- Offord Cluny and Offord D'Arcy Location within Cambridgeshire
- Population: 1,341 (2011)
- OS grid reference: TL 21958 66803
- Civil parish: Offord Cluny and Offord D'Arcy;
- District: Huntingdonshire;
- Shire county: Cambridgeshire;
- Region: East;
- Country: England
- Sovereign state: United Kingdom
- Post town: ST. NEOTS
- Postcode district: PE19
- Dialling code: 01480
- Police: Cambridgeshire
- Fire: Cambridgeshire
- Ambulance: East of England
- UK Parliament: Huntingdon;

= The Offords =

Pair of villages in Cambridgeshire, England

The Offords is the name given to the two villages of Offord Cluny and Offord D'Arcy, situated on the east bank of the River Great Ouse between Saint Neots and Huntingdon in west Cambridgeshire. The Offords were both recorded in the Domesday Book as 'Upeforde' under two different landowners, which suggests they were one village at that time. By the 13th Century they had evolved into two distinct settlements, and remained so until the proximity and resulting close co-operation of the two villages lead to their merger in 2010. In 2008 the Parish Councils merged, and in 2010 the Huntingdon (Parishes) Order 2009 officially created the new Parish of 'Offord Cluny and Offord D'Arcy'.

==Origins==
The name 'Offord' originates from the name found in the Domesday Book 'Upeforde', which in turn is believed to be derived from the Old English pre 7th Century "uppe", up (stream), and "ford", ford. The name 'Cluny' comes from Cluny Abbey in the Bourgogne region of France, which were granted a manor in Offord by Arnulf de Hesding some time before 1086. The name 'D'Arcy' is first mentioned in records when, in 1279 "William de Broughton was holding a manor, with a common fishery, in Offord Darcy of the Abbot of Ramsey".

==Today==
Today the Offords have an estimated population of 1,240; in the 2001 census Offord Cluny had a population of 502 and Offord D'Arcy a population of 747. The parish church shared by the Offords is All Saints in Offord Cluny, a Grade II* listed building dating back to the 13th Century. Baptism, weddings and funerals are held there along with a monthly family service. Offord Village Hall provides a meeting place for (amongst others) the Offord Players (the local amateur dramatics group), the Offord Gardeners Association, the Mums and Tots group and on occasion the 'Cotton Farm Action Group'.

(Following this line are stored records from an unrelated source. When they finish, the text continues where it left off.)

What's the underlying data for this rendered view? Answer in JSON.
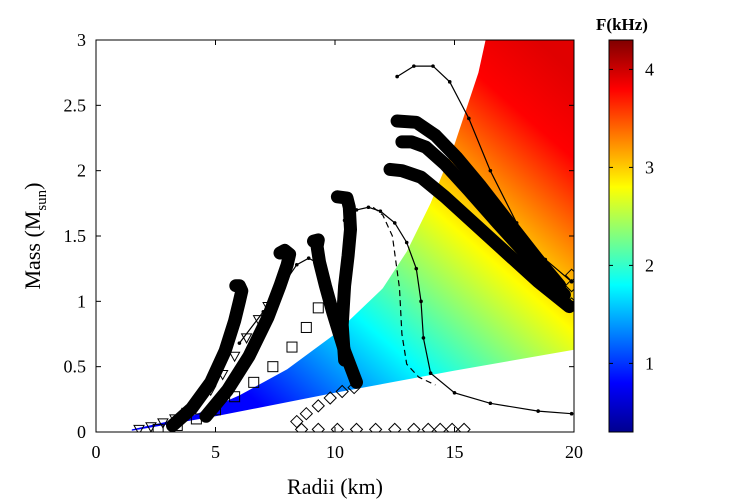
{
  "chart_data": {
    "type": "scatter",
    "title": "",
    "xlabel": "Radii (km)",
    "ylabel_main": "Mass (M",
    "ylabel_sub": "sun",
    "ylabel_close": ")",
    "xlim": [
      0,
      20
    ],
    "ylim": [
      0,
      3
    ],
    "x_ticks": [
      "0",
      "5",
      "10",
      "15",
      "20"
    ],
    "y_ticks": [
      "0",
      "0.5",
      "1",
      "1.5",
      "2",
      "2.5",
      "3"
    ],
    "colorbar": {
      "title": "F(kHz)",
      "range": [
        0.3,
        4.3
      ],
      "ticks": [
        "1",
        "2",
        "3",
        "4"
      ],
      "colors": [
        "#00008f",
        "#0000ff",
        "#0080ff",
        "#00ffff",
        "#80ff80",
        "#ffff00",
        "#ff8000",
        "#ff0000",
        "#800000"
      ]
    },
    "frequency_region": {
      "description": "Colored band of stable configurations, shaded by frequency",
      "upper_edge": [
        [
          1.5,
          0.02
        ],
        [
          4,
          0.12
        ],
        [
          6,
          0.28
        ],
        [
          8,
          0.48
        ],
        [
          10,
          0.75
        ],
        [
          12,
          1.1
        ],
        [
          13,
          1.38
        ],
        [
          14,
          1.75
        ],
        [
          15,
          2.2
        ],
        [
          16,
          2.75
        ],
        [
          16.3,
          3
        ]
      ],
      "lower_edge": [
        [
          1.5,
          0.01
        ],
        [
          5,
          0.12
        ],
        [
          10,
          0.3
        ],
        [
          15,
          0.47
        ],
        [
          20,
          0.63
        ]
      ]
    },
    "series": [
      {
        "name": "thick-band-1",
        "marker": "band",
        "points": [
          [
            3.2,
            0.05
          ],
          [
            4.0,
            0.18
          ],
          [
            4.8,
            0.38
          ],
          [
            5.4,
            0.62
          ],
          [
            5.8,
            0.85
          ],
          [
            6.0,
            1.0
          ],
          [
            6.1,
            1.08
          ],
          [
            6.0,
            1.12
          ],
          [
            5.85,
            1.12
          ]
        ]
      },
      {
        "name": "thick-band-2",
        "marker": "band",
        "points": [
          [
            4.6,
            0.12
          ],
          [
            5.5,
            0.32
          ],
          [
            6.4,
            0.58
          ],
          [
            7.2,
            0.88
          ],
          [
            7.7,
            1.12
          ],
          [
            8.0,
            1.28
          ],
          [
            8.1,
            1.36
          ],
          [
            7.9,
            1.39
          ],
          [
            7.7,
            1.37
          ]
        ]
      },
      {
        "name": "thick-band-3",
        "marker": "band",
        "points": [
          [
            10.9,
            0.38
          ],
          [
            10.4,
            0.62
          ],
          [
            9.9,
            0.92
          ],
          [
            9.6,
            1.12
          ],
          [
            9.35,
            1.3
          ],
          [
            9.25,
            1.42
          ],
          [
            9.3,
            1.47
          ],
          [
            9.1,
            1.46
          ]
        ]
      },
      {
        "name": "thick-band-4",
        "marker": "band",
        "points": [
          [
            10.4,
            0.55
          ],
          [
            10.3,
            0.82
          ],
          [
            10.4,
            1.12
          ],
          [
            10.55,
            1.35
          ],
          [
            10.65,
            1.55
          ],
          [
            10.6,
            1.72
          ],
          [
            10.5,
            1.79
          ],
          [
            10.1,
            1.8
          ]
        ]
      },
      {
        "name": "thick-band-5",
        "marker": "band",
        "points": [
          [
            19.8,
            0.96
          ],
          [
            18.5,
            1.15
          ],
          [
            17,
            1.4
          ],
          [
            15.8,
            1.6
          ],
          [
            14.6,
            1.8
          ],
          [
            13.6,
            1.95
          ],
          [
            12.8,
            2.0
          ],
          [
            12.3,
            2.01
          ]
        ]
      },
      {
        "name": "thick-band-6",
        "marker": "band",
        "points": [
          [
            19.6,
            1.05
          ],
          [
            18.2,
            1.32
          ],
          [
            16.8,
            1.6
          ],
          [
            15.6,
            1.85
          ],
          [
            14.6,
            2.05
          ],
          [
            13.8,
            2.18
          ],
          [
            13.2,
            2.22
          ],
          [
            12.8,
            2.22
          ]
        ]
      },
      {
        "name": "thick-band-7",
        "marker": "band",
        "points": [
          [
            19.4,
            1.12
          ],
          [
            18.3,
            1.36
          ],
          [
            17.2,
            1.62
          ],
          [
            16.1,
            1.88
          ],
          [
            15.1,
            2.1
          ],
          [
            14.2,
            2.27
          ],
          [
            13.4,
            2.37
          ],
          [
            12.6,
            2.38
          ]
        ]
      },
      {
        "name": "triangles",
        "marker": "triangle",
        "points": [
          [
            1.8,
            0.02
          ],
          [
            2.3,
            0.04
          ],
          [
            2.8,
            0.07
          ],
          [
            3.3,
            0.1
          ],
          [
            3.8,
            0.15
          ],
          [
            4.3,
            0.22
          ],
          [
            4.8,
            0.32
          ],
          [
            5.3,
            0.44
          ],
          [
            5.8,
            0.58
          ],
          [
            6.3,
            0.72
          ],
          [
            6.8,
            0.86
          ],
          [
            7.2,
            0.96
          ]
        ]
      },
      {
        "name": "squares",
        "marker": "square",
        "points": [
          [
            2.6,
            0.02
          ],
          [
            3.4,
            0.05
          ],
          [
            4.2,
            0.1
          ],
          [
            5.0,
            0.17
          ],
          [
            5.8,
            0.27
          ],
          [
            6.6,
            0.38
          ],
          [
            7.4,
            0.5
          ],
          [
            8.2,
            0.65
          ],
          [
            8.8,
            0.8
          ],
          [
            9.3,
            0.95
          ]
        ]
      },
      {
        "name": "diamonds-base",
        "marker": "diamond",
        "points": [
          [
            8.6,
            0.02
          ],
          [
            9.3,
            0.02
          ],
          [
            10.1,
            0.02
          ],
          [
            10.9,
            0.02
          ],
          [
            11.7,
            0.02
          ],
          [
            12.5,
            0.02
          ],
          [
            13.3,
            0.02
          ],
          [
            13.9,
            0.02
          ],
          [
            14.4,
            0.02
          ],
          [
            14.9,
            0.02
          ],
          [
            15.4,
            0.02
          ]
        ]
      },
      {
        "name": "diamonds-arc",
        "marker": "diamond",
        "points": [
          [
            8.4,
            0.08
          ],
          [
            8.8,
            0.14
          ],
          [
            9.3,
            0.2
          ],
          [
            9.8,
            0.26
          ],
          [
            10.3,
            0.31
          ],
          [
            10.8,
            0.34
          ]
        ]
      },
      {
        "name": "diamonds-right",
        "marker": "diamond",
        "points": [
          [
            19.9,
            0.98
          ],
          [
            19.9,
            1.12
          ],
          [
            19.9,
            1.2
          ]
        ]
      },
      {
        "name": "thin-solid-1",
        "marker": "line",
        "points": [
          [
            6.0,
            0.68
          ],
          [
            7.0,
            0.92
          ],
          [
            7.8,
            1.12
          ],
          [
            8.4,
            1.28
          ],
          [
            8.9,
            1.33
          ],
          [
            9.2,
            1.3
          ]
        ]
      },
      {
        "name": "thin-solid-2",
        "marker": "line",
        "points": [
          [
            10.4,
            1.62
          ],
          [
            10.9,
            1.7
          ],
          [
            11.4,
            1.72
          ],
          [
            11.9,
            1.69
          ],
          [
            12.5,
            1.6
          ],
          [
            13.0,
            1.45
          ],
          [
            13.4,
            1.25
          ],
          [
            13.6,
            1.0
          ],
          [
            13.7,
            0.72
          ],
          [
            14,
            0.45
          ],
          [
            15,
            0.3
          ],
          [
            16.5,
            0.22
          ],
          [
            18.5,
            0.16
          ],
          [
            19.9,
            0.14
          ]
        ]
      },
      {
        "name": "thin-dashed",
        "marker": "dashed",
        "points": [
          [
            11.6,
            1.72
          ],
          [
            12.0,
            1.66
          ],
          [
            12.4,
            1.5
          ],
          [
            12.7,
            1.1
          ],
          [
            12.8,
            0.75
          ],
          [
            13.0,
            0.52
          ],
          [
            13.5,
            0.42
          ],
          [
            14.2,
            0.36
          ]
        ]
      },
      {
        "name": "thin-solid-top",
        "marker": "line",
        "points": [
          [
            12.6,
            2.72
          ],
          [
            13.3,
            2.8
          ],
          [
            14.1,
            2.8
          ],
          [
            14.8,
            2.68
          ],
          [
            15.6,
            2.4
          ],
          [
            16.5,
            2.0
          ],
          [
            17.6,
            1.6
          ],
          [
            18.8,
            1.32
          ],
          [
            19.9,
            1.15
          ]
        ]
      }
    ]
  }
}
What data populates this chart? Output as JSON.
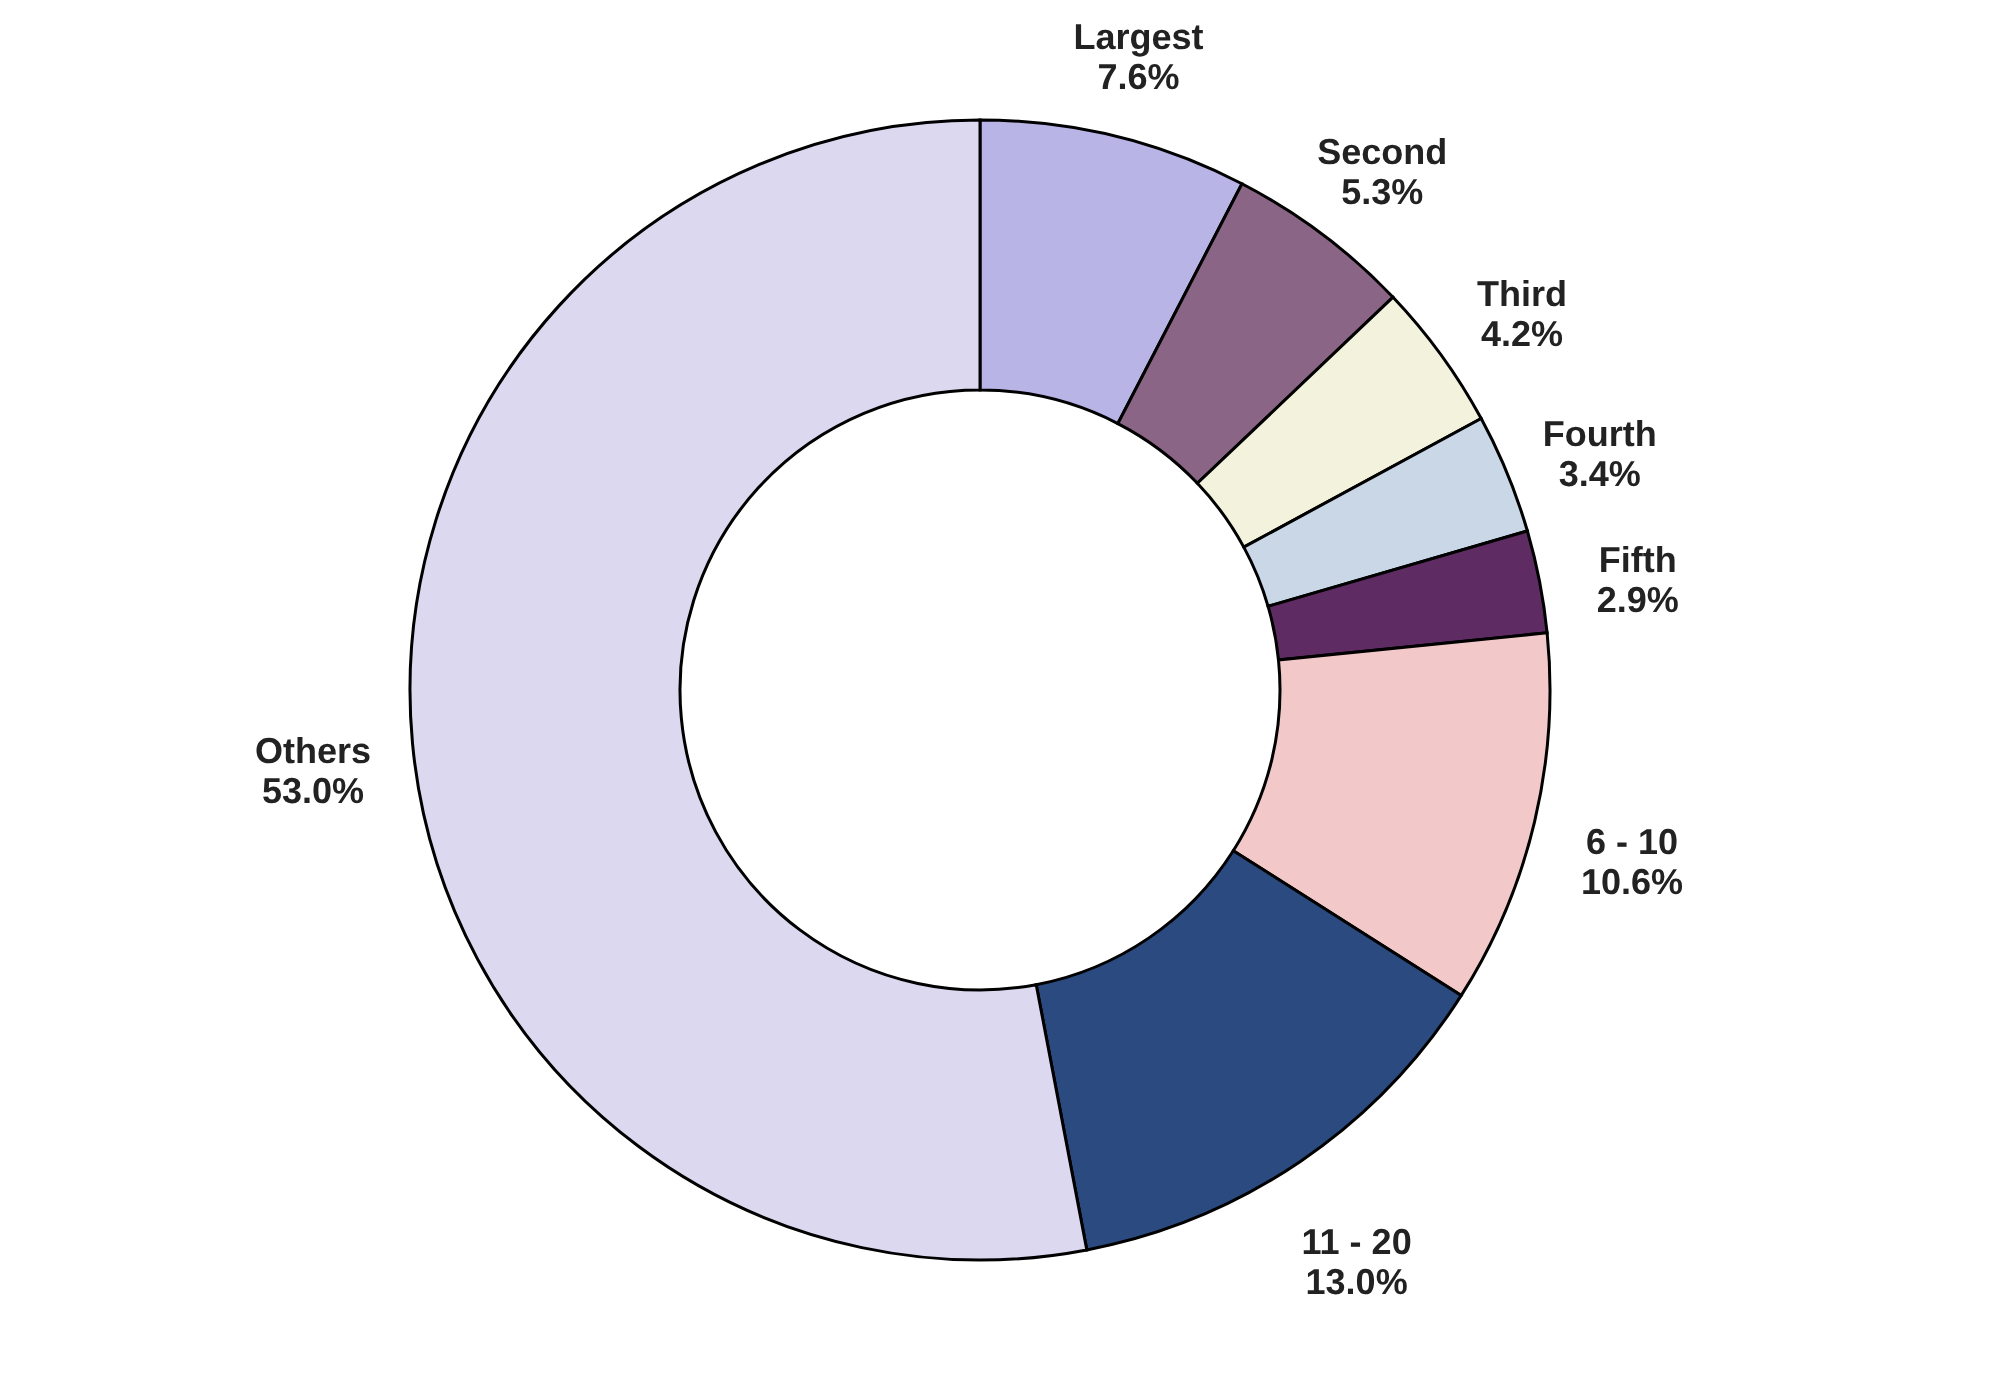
{
  "chart_data": {
    "type": "donut",
    "categories": [
      "Largest",
      "Second",
      "Third",
      "Fourth",
      "Fifth",
      "6 - 10",
      "11 - 20",
      "Others"
    ],
    "values": [
      7.6,
      5.3,
      4.2,
      3.4,
      2.9,
      10.6,
      13.0,
      53.0
    ],
    "value_labels": [
      "7.6%",
      "5.3%",
      "4.2%",
      "3.4%",
      "2.9%",
      "10.6%",
      "13.0%",
      "53.0%"
    ],
    "colors": [
      "#b8b4e6",
      "#8a6585",
      "#f3f2dc",
      "#c9d7e6",
      "#5e2c62",
      "#f2c9c8",
      "#2a4a80",
      "#dcd8ef"
    ],
    "legend": false
  }
}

The community is served by two garages (a MOT test and servicing centre and a TVR/Noble Automotive garage), a village store and two pubs (the Swan Inn and the Horseshoe Inn & Restaurant). Local children can attend the Offord Primary school, ranked in the top five in Cambridgeshire. There are a number of events held throughout the year including the Offord Film Festival, the Offord Dog Show and the Offord Music Festival, the last two of which are held at Millennium Green, the local village green. There is an equestrian centre providing riding instruction and livery service, and a local angling club which fishes the river Great Ouse in and around the villages.

==Demography==

===Population===
In the period 1801 to 1901 the population of Offord Cluny was recorded every ten years by the UK census. During this time the population was in the range of 170 (the lowest was in 1801) and 369 (the highest was in 1851). At the same time, the population of Offord D'Arcy was in the range of 156 (the lowest was in 1801) and 437 (the highest was in 1861).

From 1901, a census was taken every ten years with the exception of 1941 (due to the Second World War).

| Parish | 1911 | 1921 | 1931 | 1951 | 1961 | 1971 | 1981 | 1991 | 2001 | 2011 |
|---|---|---|---|---|---|---|---|---|---|---|
| Offord Cluny | 221 | 205 | 217 | 242 | 321 | 505 | 453 | 434 | 502 |  |
| Offord D'Arcy | 358 | 293 | 291 | 295 | 295 | 453 | 624 | 746 | 747 |  |
| The Offords | 579 | 498 | 508 | 537 | 616 | 958 | 1,077 | 1,180 | 1,249 | 1,341 |

All population census figures from report Historic Census figures Cambridgeshire to 2011 by Cambridgeshire Insight.